Genomic and spatial epidemiology: lessons learned from SARS-CoV-2 pandemic.

PURPOSE OF REVIEW

The SARS-CoV-2 pandemic presented unprecedented challenges, particularly in understanding its complex spatial transmission patterns. The high transmissibility of the virus led to frequent super-spreading events. These events demonstrated clear spatial clustering patterns, often tied to specific events that facilitated transmission. The uneven geographic distribution of medical resources and varying access to care amplified the impact of SARS-CoV-2. Asymptomatic cases further complicated the situation, as infected individuals could silently spread the virus before being identified.Thus, this review examines how genomic and spatial epidemiology approaches can be integrated to answer some of the above-mentioned challenges. We first describe the methodological foundations of genomics and spatial epidemiology, detailing opportunities of their applications during the SARS-CoV-2 pandemic. We then present a novel interdisciplinary framework that combines these approaches to better guide public health interventions.

RECENT FINDINGS

During the pandemic, the genomic and spatial approaches were used to address key questions, including "how does the pathogen evolve and diversify?" and "how does the pathogen spread geographically?". Genomic epidemiology allows researchers to identify viral lineages and new variants. Conversely, spatial epidemiology focused on geographic distribution of infections, analyzing how the virus spread. However, despite their complementary nature, these approaches were largely applied independently during the pandemic.
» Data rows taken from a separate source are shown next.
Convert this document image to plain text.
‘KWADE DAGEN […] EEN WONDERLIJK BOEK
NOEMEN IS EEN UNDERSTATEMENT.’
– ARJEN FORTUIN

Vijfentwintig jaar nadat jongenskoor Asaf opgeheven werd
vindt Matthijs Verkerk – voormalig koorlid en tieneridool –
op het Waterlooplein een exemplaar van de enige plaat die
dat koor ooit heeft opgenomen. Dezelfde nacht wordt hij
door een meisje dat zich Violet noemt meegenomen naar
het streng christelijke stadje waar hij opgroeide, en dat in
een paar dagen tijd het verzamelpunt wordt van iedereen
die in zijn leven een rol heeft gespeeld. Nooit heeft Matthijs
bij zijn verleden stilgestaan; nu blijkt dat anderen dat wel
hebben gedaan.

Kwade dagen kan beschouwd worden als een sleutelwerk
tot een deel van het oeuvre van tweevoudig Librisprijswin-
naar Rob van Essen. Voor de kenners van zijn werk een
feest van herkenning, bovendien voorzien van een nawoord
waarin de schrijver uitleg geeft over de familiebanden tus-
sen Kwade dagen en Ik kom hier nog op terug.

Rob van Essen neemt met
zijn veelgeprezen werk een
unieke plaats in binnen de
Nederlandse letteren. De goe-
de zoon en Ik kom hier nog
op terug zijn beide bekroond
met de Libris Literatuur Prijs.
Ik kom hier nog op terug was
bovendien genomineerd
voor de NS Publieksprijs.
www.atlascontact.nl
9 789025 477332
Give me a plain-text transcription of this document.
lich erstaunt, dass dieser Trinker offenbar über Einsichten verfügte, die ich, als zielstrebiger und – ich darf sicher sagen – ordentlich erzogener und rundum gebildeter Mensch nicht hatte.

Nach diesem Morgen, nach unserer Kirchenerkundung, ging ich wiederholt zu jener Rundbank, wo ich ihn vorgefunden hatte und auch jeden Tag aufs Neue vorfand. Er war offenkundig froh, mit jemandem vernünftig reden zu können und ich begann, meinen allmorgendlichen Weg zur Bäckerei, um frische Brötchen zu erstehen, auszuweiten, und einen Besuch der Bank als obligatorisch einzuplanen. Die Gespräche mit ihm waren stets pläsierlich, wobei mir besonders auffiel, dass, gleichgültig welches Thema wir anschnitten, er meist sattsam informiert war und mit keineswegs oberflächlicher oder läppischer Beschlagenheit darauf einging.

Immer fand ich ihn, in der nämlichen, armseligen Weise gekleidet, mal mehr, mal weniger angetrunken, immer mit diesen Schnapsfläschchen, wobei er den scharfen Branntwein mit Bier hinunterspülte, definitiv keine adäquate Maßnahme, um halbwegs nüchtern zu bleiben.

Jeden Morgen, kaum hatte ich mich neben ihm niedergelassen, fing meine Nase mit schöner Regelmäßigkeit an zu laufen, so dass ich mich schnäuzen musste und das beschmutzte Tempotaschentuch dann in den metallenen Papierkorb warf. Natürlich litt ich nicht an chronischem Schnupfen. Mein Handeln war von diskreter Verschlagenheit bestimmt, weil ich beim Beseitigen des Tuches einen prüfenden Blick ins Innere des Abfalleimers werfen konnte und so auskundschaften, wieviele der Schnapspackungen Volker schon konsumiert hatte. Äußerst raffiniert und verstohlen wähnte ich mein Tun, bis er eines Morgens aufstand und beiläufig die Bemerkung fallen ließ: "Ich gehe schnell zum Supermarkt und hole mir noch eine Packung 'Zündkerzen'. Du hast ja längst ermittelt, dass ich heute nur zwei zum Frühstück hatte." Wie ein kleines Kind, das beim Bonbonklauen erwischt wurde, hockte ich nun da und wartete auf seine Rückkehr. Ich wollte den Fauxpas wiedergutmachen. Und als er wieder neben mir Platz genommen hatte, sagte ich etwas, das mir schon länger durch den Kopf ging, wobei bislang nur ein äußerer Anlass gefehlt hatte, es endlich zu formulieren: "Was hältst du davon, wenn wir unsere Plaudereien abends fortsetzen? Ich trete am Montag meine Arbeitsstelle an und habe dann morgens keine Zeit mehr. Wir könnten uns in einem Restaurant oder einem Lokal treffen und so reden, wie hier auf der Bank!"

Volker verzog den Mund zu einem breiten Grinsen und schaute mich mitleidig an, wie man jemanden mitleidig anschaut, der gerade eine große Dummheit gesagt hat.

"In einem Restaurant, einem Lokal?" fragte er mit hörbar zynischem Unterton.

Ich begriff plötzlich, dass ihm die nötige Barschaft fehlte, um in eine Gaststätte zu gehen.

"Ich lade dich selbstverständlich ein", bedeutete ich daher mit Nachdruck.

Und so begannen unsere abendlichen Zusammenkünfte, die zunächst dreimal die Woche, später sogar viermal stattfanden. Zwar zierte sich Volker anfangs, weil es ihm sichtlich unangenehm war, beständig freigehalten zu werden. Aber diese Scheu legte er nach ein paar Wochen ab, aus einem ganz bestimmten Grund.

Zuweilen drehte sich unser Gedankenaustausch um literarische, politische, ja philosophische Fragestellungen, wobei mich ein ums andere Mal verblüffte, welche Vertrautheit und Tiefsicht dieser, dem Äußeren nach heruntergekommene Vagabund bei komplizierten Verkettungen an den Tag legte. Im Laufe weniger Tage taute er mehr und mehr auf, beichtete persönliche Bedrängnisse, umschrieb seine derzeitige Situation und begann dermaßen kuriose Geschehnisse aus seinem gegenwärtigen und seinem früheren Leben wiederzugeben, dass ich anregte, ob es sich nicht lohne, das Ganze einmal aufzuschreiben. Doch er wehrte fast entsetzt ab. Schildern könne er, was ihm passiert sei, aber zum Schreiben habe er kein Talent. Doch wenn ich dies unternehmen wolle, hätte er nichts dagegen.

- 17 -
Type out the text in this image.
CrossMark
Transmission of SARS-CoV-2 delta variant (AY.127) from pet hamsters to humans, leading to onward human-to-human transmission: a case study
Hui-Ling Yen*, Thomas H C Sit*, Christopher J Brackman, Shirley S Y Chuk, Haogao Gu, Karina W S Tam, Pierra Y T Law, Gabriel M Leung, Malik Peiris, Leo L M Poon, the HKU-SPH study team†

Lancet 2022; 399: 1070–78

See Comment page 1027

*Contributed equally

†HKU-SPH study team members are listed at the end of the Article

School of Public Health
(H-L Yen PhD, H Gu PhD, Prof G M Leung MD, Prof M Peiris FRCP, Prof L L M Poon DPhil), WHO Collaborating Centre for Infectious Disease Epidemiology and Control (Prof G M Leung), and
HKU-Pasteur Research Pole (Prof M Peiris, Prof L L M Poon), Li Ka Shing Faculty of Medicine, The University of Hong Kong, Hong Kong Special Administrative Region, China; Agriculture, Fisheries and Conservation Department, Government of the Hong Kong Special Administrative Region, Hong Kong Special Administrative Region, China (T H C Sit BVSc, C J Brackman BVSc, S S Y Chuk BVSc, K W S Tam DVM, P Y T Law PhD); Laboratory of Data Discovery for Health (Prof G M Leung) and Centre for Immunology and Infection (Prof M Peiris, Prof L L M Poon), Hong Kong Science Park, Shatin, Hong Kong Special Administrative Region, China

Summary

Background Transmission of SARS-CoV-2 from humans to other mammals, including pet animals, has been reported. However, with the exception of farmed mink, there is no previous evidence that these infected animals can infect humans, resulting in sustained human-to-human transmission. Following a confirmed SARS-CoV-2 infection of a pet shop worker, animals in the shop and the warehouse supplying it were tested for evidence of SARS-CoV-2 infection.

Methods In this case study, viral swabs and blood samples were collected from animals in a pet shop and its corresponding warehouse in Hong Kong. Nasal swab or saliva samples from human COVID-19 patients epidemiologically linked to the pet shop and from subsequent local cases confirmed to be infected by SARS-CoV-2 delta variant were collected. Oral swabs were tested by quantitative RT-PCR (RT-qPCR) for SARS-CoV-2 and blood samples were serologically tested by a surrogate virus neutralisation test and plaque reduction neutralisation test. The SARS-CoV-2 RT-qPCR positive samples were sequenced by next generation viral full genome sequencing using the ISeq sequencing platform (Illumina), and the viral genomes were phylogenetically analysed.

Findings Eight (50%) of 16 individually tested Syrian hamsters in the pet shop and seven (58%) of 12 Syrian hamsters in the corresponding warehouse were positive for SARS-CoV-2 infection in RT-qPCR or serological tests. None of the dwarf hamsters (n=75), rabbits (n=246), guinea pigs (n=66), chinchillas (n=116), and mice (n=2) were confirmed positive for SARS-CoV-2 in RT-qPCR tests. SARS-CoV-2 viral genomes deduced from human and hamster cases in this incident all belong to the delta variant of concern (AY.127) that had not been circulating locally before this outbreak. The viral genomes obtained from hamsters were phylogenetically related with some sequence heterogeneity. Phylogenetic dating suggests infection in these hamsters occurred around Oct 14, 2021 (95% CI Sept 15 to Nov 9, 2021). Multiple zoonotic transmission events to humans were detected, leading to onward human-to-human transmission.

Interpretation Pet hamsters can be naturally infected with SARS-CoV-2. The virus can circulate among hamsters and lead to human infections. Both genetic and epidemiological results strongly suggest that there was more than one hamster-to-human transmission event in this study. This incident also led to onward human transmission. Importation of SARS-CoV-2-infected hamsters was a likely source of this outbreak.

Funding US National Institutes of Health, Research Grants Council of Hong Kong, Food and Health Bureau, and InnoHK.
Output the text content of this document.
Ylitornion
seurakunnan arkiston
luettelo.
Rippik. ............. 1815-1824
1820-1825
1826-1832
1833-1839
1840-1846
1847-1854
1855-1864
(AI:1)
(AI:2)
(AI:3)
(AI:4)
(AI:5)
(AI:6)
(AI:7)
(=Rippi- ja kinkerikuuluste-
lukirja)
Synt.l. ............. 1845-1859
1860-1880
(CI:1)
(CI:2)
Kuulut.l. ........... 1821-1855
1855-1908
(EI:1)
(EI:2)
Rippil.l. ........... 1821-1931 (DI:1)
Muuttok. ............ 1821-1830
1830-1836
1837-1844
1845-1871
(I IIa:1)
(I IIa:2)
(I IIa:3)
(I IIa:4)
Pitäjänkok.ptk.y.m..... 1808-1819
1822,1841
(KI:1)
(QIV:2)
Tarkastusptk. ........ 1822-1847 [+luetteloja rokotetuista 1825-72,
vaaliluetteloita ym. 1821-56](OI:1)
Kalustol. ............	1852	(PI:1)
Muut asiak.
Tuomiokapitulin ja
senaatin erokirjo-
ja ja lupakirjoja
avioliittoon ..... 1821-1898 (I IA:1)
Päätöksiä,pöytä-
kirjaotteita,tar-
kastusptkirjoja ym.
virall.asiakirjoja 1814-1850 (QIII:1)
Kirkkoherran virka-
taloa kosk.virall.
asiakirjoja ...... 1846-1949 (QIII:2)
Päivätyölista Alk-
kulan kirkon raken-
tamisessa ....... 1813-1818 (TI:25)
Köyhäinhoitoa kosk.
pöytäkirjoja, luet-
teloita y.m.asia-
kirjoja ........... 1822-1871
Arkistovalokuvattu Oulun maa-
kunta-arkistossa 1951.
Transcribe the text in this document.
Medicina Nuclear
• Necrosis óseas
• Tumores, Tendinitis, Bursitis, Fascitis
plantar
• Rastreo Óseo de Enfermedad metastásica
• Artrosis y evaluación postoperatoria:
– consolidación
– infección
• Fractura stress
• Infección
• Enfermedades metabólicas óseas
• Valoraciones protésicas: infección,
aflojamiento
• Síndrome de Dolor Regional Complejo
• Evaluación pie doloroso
This separation limited our collective ability to fully understand the complex relationships between viral evolution and geographic spread.

SUMMARY

While phylogeography has traditionally combined phylogenetic and geographic data to understand long-term evolutionary patterns across large areas, events such as the recent SARS-CoV-2 pandemic demand frameworks that can inform public health interventions through joint analysis of genomic and local-scale spatial data.